Como los caminos de las lecturas son inescrutables,
este último mes he dado en leer el Mecanoscrit del segon origen, de
Manuel de Pedrolo, y Kim, de Rudyard Kipling. Estimulado por la póstuma
adaptación cinematográfica de Bigas Luna, me adentré en la atmósfera
post-apocalíptica de la novela de Pedrolo y quedé deslumbrado por las
posibilidades expresivas de la lengua catalana que el autor ilerdense domeña
con insultante magisterio. Pocas veces la maleabilidad del catalán halló tantos
registros y tanta riqueza léxica como en la prosa de Pedrolo. Lástima que toda
esa exuberancia lingüística quedara humillada a la servidumbre de un mero
catálogo práctico de supervivencia cuya monotonía no reparan ni siquiera las
sugestivas inferencias filosóficas sobre la reedición edénica de un nuevo
mundo.
A Kipling llegué tras conocer la noticia de que la
Biblioteca Nacional (de España; con la que está cayendo esta matización no es
baladí) acogió hasta el pasado 7 de noviembre una muestra bibliográfica del
autor coincidiendo con el 150 aniversario de su nacimiento. Kim es una
apoteosis costumbrista de la India y una exultante celebración de la vida. Sus
personajes son inolvidables, en especial la noble ingenuidad mística del lama y
el carácter picaresco de Kim. Lo de menos es la trama de espionaje. Y, por
supuesto, es un interesantísimo conflicto entre las dos identidades de Kim,
hindú de sangre británica en la India colonial.

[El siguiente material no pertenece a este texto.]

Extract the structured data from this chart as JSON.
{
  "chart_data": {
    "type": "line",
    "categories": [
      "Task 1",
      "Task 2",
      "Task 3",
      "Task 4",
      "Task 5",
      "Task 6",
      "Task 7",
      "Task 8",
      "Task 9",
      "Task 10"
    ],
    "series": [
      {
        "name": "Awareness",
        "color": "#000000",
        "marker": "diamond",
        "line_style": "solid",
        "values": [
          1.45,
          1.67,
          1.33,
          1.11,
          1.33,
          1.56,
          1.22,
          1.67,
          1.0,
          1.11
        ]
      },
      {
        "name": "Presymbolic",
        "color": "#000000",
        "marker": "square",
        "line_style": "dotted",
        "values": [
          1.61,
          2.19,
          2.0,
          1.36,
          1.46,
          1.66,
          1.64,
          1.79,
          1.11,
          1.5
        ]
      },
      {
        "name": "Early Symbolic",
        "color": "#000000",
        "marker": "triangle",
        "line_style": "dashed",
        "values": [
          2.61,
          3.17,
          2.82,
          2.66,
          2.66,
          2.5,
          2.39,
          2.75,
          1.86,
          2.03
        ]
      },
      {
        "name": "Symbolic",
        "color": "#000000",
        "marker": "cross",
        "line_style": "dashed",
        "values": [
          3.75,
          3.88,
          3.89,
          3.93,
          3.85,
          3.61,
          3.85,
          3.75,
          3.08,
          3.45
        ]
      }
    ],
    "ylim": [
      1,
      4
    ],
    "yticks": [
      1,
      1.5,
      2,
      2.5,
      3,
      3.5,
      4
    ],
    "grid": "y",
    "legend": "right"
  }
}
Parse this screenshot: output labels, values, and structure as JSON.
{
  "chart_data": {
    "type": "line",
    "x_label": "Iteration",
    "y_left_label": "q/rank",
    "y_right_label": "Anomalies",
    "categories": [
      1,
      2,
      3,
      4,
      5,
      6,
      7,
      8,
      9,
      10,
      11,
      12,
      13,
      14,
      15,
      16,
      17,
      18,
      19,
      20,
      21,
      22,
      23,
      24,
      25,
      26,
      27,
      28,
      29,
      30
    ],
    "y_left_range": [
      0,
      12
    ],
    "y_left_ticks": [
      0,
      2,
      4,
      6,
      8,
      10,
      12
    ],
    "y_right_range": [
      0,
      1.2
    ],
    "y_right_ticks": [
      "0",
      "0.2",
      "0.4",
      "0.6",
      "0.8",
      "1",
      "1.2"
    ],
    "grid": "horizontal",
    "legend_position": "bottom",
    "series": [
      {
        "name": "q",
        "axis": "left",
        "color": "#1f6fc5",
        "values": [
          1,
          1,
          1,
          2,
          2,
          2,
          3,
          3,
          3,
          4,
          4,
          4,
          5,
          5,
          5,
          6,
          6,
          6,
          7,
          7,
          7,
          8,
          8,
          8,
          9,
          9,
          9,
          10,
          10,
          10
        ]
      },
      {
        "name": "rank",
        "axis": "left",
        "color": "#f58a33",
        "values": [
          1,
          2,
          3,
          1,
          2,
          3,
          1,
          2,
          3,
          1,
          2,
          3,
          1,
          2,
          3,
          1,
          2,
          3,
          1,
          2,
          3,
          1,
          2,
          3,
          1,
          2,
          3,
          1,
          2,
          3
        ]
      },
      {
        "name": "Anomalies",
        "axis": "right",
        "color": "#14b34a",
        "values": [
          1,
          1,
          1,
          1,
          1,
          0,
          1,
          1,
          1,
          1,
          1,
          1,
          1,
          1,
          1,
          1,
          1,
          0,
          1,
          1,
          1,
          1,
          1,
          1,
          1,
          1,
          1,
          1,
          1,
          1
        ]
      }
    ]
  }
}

Ambas lecturas, la de Pedrolo y la de Kipling
coinciden en ser novelas concebidas en su día para un público juvenil. El Mecanoscrit
fue lectura obligatoria en nuestro extinto BUP y un fenómeno editorial
entre los más jóvenes. Y Kim era una novela de aventuras devorada por
los adolescentes británicos. Proponer hoy día que un alumno de la ESO o del
Bachillerato lea cualquiera de estas dos novelas se antoja una empresa
quijotesca. Los estudiantes de hoy no tienen ni la formación ni el aguante ni
la curiosidad ni la sensibilidad ni la voluntad para enfrentarse a novelas de
esta naturaleza. Simplemente no pasarían de las primeras cinco páginas. Pero
estas mismas novelas, amén de otras muchas de pareja dificultad, eran las
lecturas de los jóvenes de antaño a la misma edad. ¿Qué se ha perdido por el
camino entre aquellas generaciones de jóvenes que leían a Dumas, a Salgari, a
Verne, a Melville, a Defoe, a Swift, a Dickens o a Blyton, y estas de ahora que
no entenderían ni las primeras cinco líneas de estos grandes autores? Aunque
tentado como estoy de hacerlo, descartaré por ahora contradecir la evolución
darviniana de las especies que, en materia de lectura, desde luego no le da la
razón a Darwin, como tampoco se la da en aquello de la selección natural, según
la cual los más fuertes, capaces de adaptarse al medio, sobreviven. Pues no es
cierto. Los que amamos la literatura de verdad no conseguimos adaptarnos a este
ecosistema de lectores mediocres por mucha formación que hayamos recibido o por
mucho que hayamos educado nuestro paladar literario; y en cambio proliferan
como setas los lectores de vampiros premenstruales. La razón, claro, no es
biológica, sino pedagógica. Son esos pedagogos de nuevo cuño que pretenden que
los alumnos se estudien los charcos de la acera de su casa en lugar de los ríos
de España porque aquéllos son, claro, más cercanos a su entorno inmediato y,
por ende, más significativos. Con la lectura igual: hay que fomentar solamente
los libros que despierten el interés de los estudiantes y alejarlos de los “difíciles”
clásicos porque éstos generan lectores frustrados que nunca más vuelven a la
literatura. Y así andan nuestros alumnos, incapaces de entender un texto que
exija un mínimo de nivel, y no hablo de Kipling, sino de cualquier artículo
periodístico que se proponga para un simple comentario de texto. A aquellos
jóvenes lectores de Verne, en cambio, nadie les va a tomar el pelo. Y ya ven
qué trauma: también han vuelto a la literatura. Pero no. No nos adaptamos.
Somos la especie débil de Darwin. Cada vez más invisible. Hasta la irremediable
extinción.
2 comentarios:
Tienes razón, Píramo, en que hay una diferencia abismal entre las lecturas de los jóvenes de antaño y los de ahora. Qué bueno sería proponer libros con nivel, importantes, sin el temor de pensar que no les van a gustar o que no los van a entender.
El amor a la lectura debe transmitirse a temprana edad, primero, por los padres, luego desde las aulas. Una sociedad que desprecia la literatura, el arte en general, está condenada de antemano al yugo de la ignorancia.